A inadimplência das famílias atingiu em janeiro desse ano o maior nível desde maio de 2002. A desaceleração do PIB é severa. Parece, portanto, não haver espaço para otimismo. Mas, como o otimismo tem de ser encontrado justamente nesses momentos mais duros, transcrevemos matéria da maior revista semanal de notícias do Brasil – VEJA – que, realisticamente, à luz de fatos e da análise dos principais e mais respeitados economistas, o país deve transpor com razoável desenvoltura o ambiente perverso que a economia mundial está impondo ao mundo globalizado.
A economia brasileira também sofre com a crise. Mas é consenso que o Brasil será um dos países menos afetados. Concordam com esse diagnóstico organizações como o Fundo Monetário Internacional, o Banco Mundial e a OCDE, a organização econômica dos países ricos.
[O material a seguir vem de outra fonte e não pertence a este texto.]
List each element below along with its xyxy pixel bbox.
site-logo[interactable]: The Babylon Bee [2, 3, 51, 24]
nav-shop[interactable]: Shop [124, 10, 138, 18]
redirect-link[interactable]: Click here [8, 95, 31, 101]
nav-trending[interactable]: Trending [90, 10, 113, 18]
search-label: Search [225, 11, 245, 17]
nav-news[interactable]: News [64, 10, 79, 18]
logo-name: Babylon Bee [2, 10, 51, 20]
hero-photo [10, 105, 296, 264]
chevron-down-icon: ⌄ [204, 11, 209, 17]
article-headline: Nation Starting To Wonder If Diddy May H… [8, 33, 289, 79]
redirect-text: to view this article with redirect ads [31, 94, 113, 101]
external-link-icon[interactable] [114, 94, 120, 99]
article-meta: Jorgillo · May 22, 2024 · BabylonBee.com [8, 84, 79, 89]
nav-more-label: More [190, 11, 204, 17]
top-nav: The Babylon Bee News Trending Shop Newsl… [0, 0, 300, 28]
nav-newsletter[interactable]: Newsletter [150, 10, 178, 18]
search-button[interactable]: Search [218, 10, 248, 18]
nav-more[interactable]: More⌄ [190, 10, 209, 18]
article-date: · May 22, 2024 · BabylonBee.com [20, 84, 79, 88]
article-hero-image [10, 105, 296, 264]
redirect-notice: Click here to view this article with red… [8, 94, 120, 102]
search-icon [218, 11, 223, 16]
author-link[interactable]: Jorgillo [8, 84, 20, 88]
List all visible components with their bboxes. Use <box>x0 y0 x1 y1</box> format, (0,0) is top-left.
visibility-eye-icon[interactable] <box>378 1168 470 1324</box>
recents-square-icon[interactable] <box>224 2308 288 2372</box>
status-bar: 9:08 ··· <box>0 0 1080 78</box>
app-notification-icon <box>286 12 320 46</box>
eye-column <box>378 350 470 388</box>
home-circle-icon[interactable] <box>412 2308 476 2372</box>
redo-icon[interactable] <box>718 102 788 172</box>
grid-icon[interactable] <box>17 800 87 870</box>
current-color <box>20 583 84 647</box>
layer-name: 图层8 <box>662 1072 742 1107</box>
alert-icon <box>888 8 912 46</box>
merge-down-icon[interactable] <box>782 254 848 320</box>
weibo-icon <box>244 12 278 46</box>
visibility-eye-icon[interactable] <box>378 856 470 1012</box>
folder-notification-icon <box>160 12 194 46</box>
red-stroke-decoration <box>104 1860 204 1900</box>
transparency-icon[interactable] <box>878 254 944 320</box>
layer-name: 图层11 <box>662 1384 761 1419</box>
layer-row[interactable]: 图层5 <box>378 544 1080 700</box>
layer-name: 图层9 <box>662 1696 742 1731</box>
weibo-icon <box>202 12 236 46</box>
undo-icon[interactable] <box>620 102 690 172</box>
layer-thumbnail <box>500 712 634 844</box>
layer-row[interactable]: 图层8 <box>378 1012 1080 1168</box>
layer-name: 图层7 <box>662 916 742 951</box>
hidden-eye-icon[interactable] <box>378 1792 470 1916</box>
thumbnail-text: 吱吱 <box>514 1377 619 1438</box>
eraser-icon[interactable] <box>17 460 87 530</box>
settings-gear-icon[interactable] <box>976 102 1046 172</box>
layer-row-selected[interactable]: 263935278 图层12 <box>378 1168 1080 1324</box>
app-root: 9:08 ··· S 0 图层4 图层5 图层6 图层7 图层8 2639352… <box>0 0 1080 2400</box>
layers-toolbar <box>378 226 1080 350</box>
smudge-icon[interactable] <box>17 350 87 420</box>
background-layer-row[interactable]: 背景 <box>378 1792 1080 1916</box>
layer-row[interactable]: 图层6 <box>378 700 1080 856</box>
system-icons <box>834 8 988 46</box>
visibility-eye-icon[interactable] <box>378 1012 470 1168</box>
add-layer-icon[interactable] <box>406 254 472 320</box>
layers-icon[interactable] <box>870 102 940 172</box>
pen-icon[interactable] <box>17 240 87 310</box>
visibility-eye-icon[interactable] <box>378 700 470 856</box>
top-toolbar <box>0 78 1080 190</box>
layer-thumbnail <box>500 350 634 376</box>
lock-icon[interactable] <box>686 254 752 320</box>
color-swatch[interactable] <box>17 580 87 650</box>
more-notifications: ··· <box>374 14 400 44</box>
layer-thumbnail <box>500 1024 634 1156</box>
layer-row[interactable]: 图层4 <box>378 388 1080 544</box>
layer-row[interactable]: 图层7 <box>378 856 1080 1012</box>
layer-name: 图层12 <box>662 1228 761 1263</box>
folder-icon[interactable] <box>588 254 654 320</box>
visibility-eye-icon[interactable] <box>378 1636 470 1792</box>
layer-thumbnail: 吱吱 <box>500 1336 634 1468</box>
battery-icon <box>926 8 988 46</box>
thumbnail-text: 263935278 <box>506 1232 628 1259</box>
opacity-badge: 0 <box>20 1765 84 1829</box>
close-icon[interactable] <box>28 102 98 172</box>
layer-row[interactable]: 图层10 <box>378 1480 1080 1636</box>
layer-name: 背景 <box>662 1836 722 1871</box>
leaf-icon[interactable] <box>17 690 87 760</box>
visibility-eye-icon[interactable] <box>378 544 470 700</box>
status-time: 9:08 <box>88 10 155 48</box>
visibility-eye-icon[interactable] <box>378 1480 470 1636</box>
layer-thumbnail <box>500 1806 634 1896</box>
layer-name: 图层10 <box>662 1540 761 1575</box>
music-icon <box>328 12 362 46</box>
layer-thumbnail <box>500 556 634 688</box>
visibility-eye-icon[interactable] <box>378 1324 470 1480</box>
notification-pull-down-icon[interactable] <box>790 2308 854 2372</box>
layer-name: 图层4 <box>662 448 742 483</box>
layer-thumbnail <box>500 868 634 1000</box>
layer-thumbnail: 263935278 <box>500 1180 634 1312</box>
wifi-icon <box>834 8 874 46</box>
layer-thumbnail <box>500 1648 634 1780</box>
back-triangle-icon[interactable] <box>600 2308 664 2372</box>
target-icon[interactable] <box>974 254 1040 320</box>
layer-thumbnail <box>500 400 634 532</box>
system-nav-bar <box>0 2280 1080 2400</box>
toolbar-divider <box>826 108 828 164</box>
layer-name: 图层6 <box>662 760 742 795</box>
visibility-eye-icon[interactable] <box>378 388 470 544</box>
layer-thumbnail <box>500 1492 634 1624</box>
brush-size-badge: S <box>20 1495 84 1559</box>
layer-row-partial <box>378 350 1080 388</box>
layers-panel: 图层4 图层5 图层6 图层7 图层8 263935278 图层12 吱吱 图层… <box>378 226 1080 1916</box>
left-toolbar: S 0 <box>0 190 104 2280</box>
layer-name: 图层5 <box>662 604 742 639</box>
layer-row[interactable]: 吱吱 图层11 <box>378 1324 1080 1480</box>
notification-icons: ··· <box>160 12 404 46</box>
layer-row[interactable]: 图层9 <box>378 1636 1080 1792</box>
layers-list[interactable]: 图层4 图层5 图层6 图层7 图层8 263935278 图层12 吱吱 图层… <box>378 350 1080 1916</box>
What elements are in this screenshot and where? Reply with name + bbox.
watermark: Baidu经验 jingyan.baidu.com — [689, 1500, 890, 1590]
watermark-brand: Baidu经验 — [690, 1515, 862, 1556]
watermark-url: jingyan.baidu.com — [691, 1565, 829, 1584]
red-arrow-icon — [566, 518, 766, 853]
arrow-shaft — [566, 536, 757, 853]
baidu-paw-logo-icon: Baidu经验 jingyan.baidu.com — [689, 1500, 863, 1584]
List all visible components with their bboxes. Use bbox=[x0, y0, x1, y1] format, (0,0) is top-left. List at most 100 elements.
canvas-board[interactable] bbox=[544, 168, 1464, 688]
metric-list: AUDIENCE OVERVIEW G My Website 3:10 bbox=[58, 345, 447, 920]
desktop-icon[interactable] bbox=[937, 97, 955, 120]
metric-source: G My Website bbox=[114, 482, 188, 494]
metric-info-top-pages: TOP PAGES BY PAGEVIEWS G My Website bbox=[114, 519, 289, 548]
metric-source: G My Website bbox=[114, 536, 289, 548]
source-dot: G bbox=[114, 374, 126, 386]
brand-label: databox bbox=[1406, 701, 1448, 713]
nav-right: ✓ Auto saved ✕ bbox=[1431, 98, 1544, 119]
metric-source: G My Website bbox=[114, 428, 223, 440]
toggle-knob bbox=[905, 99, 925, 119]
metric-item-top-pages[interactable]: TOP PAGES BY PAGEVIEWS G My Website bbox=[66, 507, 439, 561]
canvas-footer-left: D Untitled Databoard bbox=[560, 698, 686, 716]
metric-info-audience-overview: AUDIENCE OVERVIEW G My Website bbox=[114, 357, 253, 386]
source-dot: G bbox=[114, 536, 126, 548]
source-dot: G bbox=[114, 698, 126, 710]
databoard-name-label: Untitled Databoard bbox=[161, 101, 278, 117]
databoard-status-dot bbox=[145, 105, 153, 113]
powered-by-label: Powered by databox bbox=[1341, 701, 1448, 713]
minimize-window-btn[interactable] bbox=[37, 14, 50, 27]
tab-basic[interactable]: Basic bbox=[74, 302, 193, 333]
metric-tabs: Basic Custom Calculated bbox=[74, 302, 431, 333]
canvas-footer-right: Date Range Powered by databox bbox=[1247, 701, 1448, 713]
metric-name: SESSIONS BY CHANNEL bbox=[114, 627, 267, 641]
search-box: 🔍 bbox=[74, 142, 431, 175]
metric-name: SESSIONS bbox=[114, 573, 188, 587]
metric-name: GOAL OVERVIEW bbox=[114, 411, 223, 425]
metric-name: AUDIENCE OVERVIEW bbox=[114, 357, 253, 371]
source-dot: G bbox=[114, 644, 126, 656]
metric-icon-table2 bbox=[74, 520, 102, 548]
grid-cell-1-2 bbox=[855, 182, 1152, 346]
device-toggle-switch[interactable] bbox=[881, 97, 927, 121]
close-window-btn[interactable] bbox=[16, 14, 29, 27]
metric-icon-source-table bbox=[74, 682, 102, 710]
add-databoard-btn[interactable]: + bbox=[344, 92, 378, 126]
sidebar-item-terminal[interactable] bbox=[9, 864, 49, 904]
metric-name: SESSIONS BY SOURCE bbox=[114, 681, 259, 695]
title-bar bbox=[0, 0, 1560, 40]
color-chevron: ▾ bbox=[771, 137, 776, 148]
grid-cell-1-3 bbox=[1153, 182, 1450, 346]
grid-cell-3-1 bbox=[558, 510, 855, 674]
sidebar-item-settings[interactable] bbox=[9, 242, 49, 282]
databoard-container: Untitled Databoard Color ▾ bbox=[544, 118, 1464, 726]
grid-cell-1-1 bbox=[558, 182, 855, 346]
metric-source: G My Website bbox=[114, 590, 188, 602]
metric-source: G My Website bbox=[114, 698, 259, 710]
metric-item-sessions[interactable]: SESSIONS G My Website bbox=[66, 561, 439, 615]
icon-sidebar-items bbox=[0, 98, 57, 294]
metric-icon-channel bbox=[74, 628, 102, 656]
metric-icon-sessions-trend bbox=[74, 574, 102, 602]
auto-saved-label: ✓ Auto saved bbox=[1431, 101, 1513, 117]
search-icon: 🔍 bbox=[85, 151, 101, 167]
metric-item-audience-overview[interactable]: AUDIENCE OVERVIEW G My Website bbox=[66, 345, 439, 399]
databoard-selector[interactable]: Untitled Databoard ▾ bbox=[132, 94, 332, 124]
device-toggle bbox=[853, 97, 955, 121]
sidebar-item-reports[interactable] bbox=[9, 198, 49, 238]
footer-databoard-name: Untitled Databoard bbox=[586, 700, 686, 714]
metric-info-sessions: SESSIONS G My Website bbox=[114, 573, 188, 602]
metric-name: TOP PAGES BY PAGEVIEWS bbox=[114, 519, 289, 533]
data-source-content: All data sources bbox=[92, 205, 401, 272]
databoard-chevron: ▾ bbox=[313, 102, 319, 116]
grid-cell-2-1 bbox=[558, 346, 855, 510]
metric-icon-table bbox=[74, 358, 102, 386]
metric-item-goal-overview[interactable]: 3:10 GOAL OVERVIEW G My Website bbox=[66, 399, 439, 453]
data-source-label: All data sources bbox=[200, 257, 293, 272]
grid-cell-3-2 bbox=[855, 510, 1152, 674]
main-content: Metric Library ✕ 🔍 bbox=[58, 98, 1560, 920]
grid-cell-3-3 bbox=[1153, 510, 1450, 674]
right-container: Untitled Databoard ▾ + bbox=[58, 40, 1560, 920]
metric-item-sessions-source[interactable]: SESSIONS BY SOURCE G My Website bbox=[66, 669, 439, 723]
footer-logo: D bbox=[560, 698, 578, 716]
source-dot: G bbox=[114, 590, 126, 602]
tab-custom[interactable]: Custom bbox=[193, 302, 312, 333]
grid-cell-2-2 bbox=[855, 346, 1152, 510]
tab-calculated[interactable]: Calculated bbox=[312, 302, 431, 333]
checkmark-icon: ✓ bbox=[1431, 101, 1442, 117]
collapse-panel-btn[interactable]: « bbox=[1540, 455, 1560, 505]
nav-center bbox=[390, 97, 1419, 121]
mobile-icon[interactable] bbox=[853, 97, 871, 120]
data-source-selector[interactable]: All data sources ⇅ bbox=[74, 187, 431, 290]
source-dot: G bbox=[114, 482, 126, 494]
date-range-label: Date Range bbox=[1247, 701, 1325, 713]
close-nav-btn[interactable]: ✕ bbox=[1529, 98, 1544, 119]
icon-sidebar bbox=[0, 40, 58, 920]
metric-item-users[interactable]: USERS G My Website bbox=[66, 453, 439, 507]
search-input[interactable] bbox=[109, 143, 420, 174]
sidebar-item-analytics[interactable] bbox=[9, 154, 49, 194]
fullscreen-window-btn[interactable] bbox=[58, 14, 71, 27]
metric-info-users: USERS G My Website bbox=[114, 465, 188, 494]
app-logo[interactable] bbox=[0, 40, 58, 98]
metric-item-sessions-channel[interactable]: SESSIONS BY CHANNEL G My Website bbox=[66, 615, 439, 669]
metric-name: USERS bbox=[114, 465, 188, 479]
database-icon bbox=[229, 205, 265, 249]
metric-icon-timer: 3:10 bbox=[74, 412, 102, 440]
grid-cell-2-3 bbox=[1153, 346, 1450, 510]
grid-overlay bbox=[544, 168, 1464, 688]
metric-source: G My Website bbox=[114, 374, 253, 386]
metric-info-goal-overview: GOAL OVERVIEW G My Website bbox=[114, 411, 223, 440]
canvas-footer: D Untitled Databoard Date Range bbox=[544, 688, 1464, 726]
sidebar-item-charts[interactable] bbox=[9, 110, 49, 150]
Anote as dez razões que sustentam com otimismo a possibilidade do Brasil atravessar a crise mundial de 2009 apenas com pequenos arranhões – e com chances significativas de emergir em 2010 com crescimento robusto:
1) Reservas de 200 bilhões de dólares intocadas depois de seis meses de crise;
2) Bancos competentes, regulados, com baixa exposição a riscos e provisionados contra calotes;
3) Ausência de bolhas de crédito e imobiliária, com potencial de crescimento real nesses setores;
4) Mercado interno forte, crescendo em poder de compra e em proporção da população;
5) Matriz energética mais "verde" do mundo, com independência do petróleo importado;
6) Estabilidade política, em que a democracia foi entronizada como patrimônio nacional;
7) Estabilidade econômica e arcabouço regulatório imperfeito mas previsível;
8) Maior exportador de alimentos do mundo, o que garante vendas externas volumosas em qualquer cenário;
9) Mercado externo diversificado, com compradores em todo o mundo e mercadorias de crescente valor agregado;
10) As mesmas projeções que apontam estagnação no mundo projetam crescimento do PIB do Brasil em 2009.